Rönesans Avrupa tarihinde oldukça önemli bir dönemi,
Reformasyon ise oldukça önemli bir olayı ifade eder. Rönesans yeniden doğuş
anlamına gelir ki Avrupa’nın Katolik Kilisesi otoritesi altında geçen
Ortaçağ’ının ardından küllerinden yeniden doğuşunu ve bağımsızlık ruhuna
yeniden kavuşmasını ima eder. İtalya, Rönesans’ın doğum yeridir ve İtalya’da
Antik Yunan ve Latin edebiyatı ile felsefelerinin yeniden keşfiyle, hümanizmin
ve hümanist eğitim idealinin ortaya çıkmasıyla birlikte, etkisi İtalya
sınırlarını aşarak Avrupa’nın dört bir yanına yayılmıştır.

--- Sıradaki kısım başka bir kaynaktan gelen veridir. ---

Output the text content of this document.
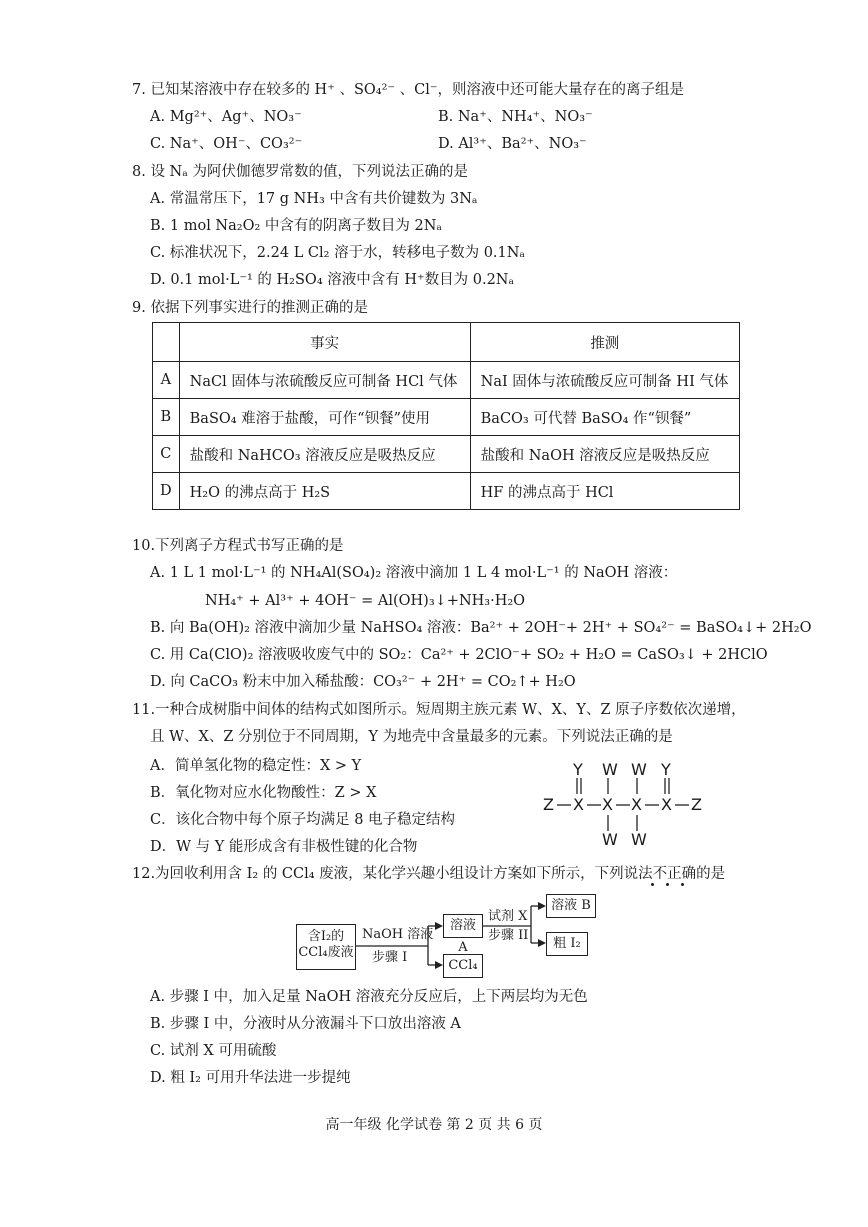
7. 已知某溶液中存在较多的 H⁺ 、SO₄²⁻ 、Cl⁻，则溶液中还可能大量存在的离子组是
A. Mg²⁺、Ag⁺、NO₃⁻	B. Na⁺、NH₄⁺、NO₃⁻
C. Na⁺、OH⁻、CO₃²⁻	D. Al³⁺、Ba²⁺、NO₃⁻
8. 设 Nₐ 为阿伏伽德罗常数的值，下列说法正确的是
A. 常温常压下，17 g NH₃ 中含有共价键数为 3Nₐ
B. 1 mol Na₂O₂ 中含有的阴离子数目为 2Nₐ
C. 标准状况下，2.24 L Cl₂ 溶于水，转移电子数为 0.1Nₐ
D. 0.1 mol·L⁻¹ 的 H₂SO₄ 溶液中含有 H⁺数目为 0.2Nₐ
9. 依据下列事实进行的推测正确的是
	事实	推测
A	NaCl 固体与浓硫酸反应可制备 HCl 气体	NaI 固体与浓硫酸反应可制备 HI 气体
B	BaSO₄ 难溶于盐酸，可作“钡餐”使用	BaCO₃ 可代替 BaSO₄ 作“钡餐”
C	盐酸和 NaHCO₃ 溶液反应是吸热反应	盐酸和 NaOH 溶液反应是吸热反应
D	H₂O 的沸点高于 H₂S	HF 的沸点高于 HCl
10.下列离子方程式书写正确的是
A. 1 L 1 mol·L⁻¹ 的 NH₄Al(SO₄)₂ 溶液中滴加 1 L 4 mol·L⁻¹ 的 NaOH 溶液：
NH₄⁺ + Al³⁺ + 4OH⁻ = Al(OH)₃↓+NH₃·H₂O
B. 向 Ba(OH)₂ 溶液中滴加少量 NaHSO₄ 溶液：Ba²⁺ + 2OH⁻+ 2H⁺ + SO₄²⁻ = BaSO₄↓+ 2H₂O
C. 用 Ca(ClO)₂ 溶液吸收废气中的 SO₂：Ca²⁺ + 2ClO⁻+ SO₂ + H₂O = CaSO₃↓ + 2HClO
D. 向 CaCO₃ 粉末中加入稀盐酸：CO₃²⁻ + 2H⁺ = CO₂↑+ H₂O
11.一种合成树脂中间体的结构式如图所示。短周期主族元素 W、X、Y、Z 原子序数依次递增，
且 W、X、Z 分别位于不同周期，Y 为地壳中含量最多的元素。下列说法正确的是
A．简单氢化物的稳定性：X > Y
B．氧化物对应水化物酸性：Z > X
C．该化合物中每个原子均满足 8 电子稳定结构
D．W 与 Y 能形成含有非极性键的化合物
Y W W Y
Z X X X X Z
W W
12.为回收利用含 I₂ 的 CCl₄ 废液，某化学兴趣小组设计方案如下所示，下列说法不正确的是
含I₂的
CCl₄废液
NaOH 溶液
步骤 I
溶液 A
CCl₄
试剂 X
步骤 II
溶液 B
粗 I₂
A. 步骤 I 中，加入足量 NaOH 溶液充分反应后，上下两层均为无色
B. 步骤 I 中，分液时从分液漏斗下口放出溶液 A
C. 试剂 X 可用硫酸
D. 粗 I₂ 可用升华法进一步提纯
高一年级 化学试卷 第 2 页 共 6 页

Reform ya da Reformasyon ise Avrupa tarihinde etkisi
büyük olan bir olay olarak, dinde yenileşme hareketini ifade eder ve Avrupa
dini yaşantısında derin bir ayrılığın yaşanmasını simgeler. Avrupa uluslarının
ve Katolik Kilisesi’nin ikiye bölünmesiyle sonuçlanan Reformasyon, Protestanlık
mezhebinin doğmasıyla karakterize edilir. Reform, köhne bir zihniyetin esir
aldığı dini yaşantıya yeniden bir şekil verme, onu yeniden dizayn etme
hareketidir. Reformasyon, Rönesans dönemindeki dini, ahlaki ve entelektüel
anlamda yaşanan gelişmelerin sonucunda gerçekleşen bir olay olsa da, yine de bu
gelişmelerin yansımaları aynı şekilde gerçekleşmemiştir.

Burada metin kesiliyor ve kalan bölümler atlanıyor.